Bangkok Post Editorial
The West has been expressing its outrage at human rights abuses by China for nearly five decades, stepping up its concerns about a decade ago when China began opening its doors to the world. Then, at the end of 1997, the European Union and China agreed to meet every six months for talks on human rights. The first such dialogue was held at the end of 1997 and meetings have been held since alternately in China and the country holding the rotating EU presidency. Talks were held in Beijing on Friday with the EU represented by 15 officials from current president France and Sweden and the European Commission. There also were 15 Chinese representatives from various ministries, including justice and foreign affairs.
Although the dialogue lasted just one day, the talks stretched for an impressive 10 hours. The EU raised the plight of alleged political prisoners, criticised China's extensive use of the death penalty and voiced concerns over the suppression of democracy campaigners, Catholics, members of the Falungong sect, Tibetans and Turkic Muslims resisting Chinese rule. The EU invited four rights groups to attend as well but when China refused entry to the New York-based Human Rights in China group, the other three groups boycotted the dialogue. It was an ominous start.
Beijing has tried to coax foreign governments critical of its human rights practices to hold closed-door dialogues instead of censuring China at United Nations human rights meetings and other public, worldwide forums. In addition to the EU, China has had such dialogues with Australia, Britain and Canada among others.

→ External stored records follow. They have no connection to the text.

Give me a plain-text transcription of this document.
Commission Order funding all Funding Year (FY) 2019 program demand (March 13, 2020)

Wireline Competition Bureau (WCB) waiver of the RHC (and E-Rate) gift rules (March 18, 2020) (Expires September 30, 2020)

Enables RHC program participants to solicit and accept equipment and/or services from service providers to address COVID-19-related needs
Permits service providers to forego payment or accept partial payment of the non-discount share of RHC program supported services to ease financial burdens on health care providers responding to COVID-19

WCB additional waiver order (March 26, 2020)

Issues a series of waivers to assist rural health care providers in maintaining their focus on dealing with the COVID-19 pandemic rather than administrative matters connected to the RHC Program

According to diplomats who attended Friday's dialogue, the Chinese listened attentively to the EU concerns-just as they have done at other closed-door meetings. They nodded in unison, admitted their faults and promised to look into the concerns. On Friday, according to EU diplomats, they again admitted their shortcomings but offered little when it came to addressing them.
Current Chinese law allows police to send criminal suspects to labour camps for up to four years without trial. The US State Department reports that 230,000 people were being held last year in what China calls "re-education-through-labour camps". On Friday, the Chinese reportedly admitted that the system was wrong, that it had been abused, and that it should be reformed "in-depth". But China also made it clear that it does not mean to abolish the practice.
Yesterday was China's National Day, a day when all Chinese marked the 51st anniversary of communist rule. Members of the Falungong movement, which says it is apolitical and purely a spiritual group, converged on Tiananmen Square to contribute to the occasion. But according to reports, police swooped on the group, using unnecessary violence to arrest about 1,000 and forcibly remove them from the square. Of the Falungong members who gathered yesterday, 80% were women, but this did not dampen the enthusiasm for violence shown by the police as they used truncheons, canes and steel-tipped boots to beat the Falungong members. And all this just two days after 15 senior officials had accepted, listened attentively and said they understood the concerns raised by the EU about human rights abuses in China.
The United States has been making plenty of noise about forcing China to improve its human rights in return for permanent normal trade relations. But when it came to the vote in the US Congress, the the human rights issue was swept under the carpet in lieu of more open trading opportunities for American companies in China.
The world must realise that the regime in China has no intention whatsoever of changing its attitude-unless the West really gets serious and the issue is raised continually at United Nations forums and there is the real possibility of effective sanctions.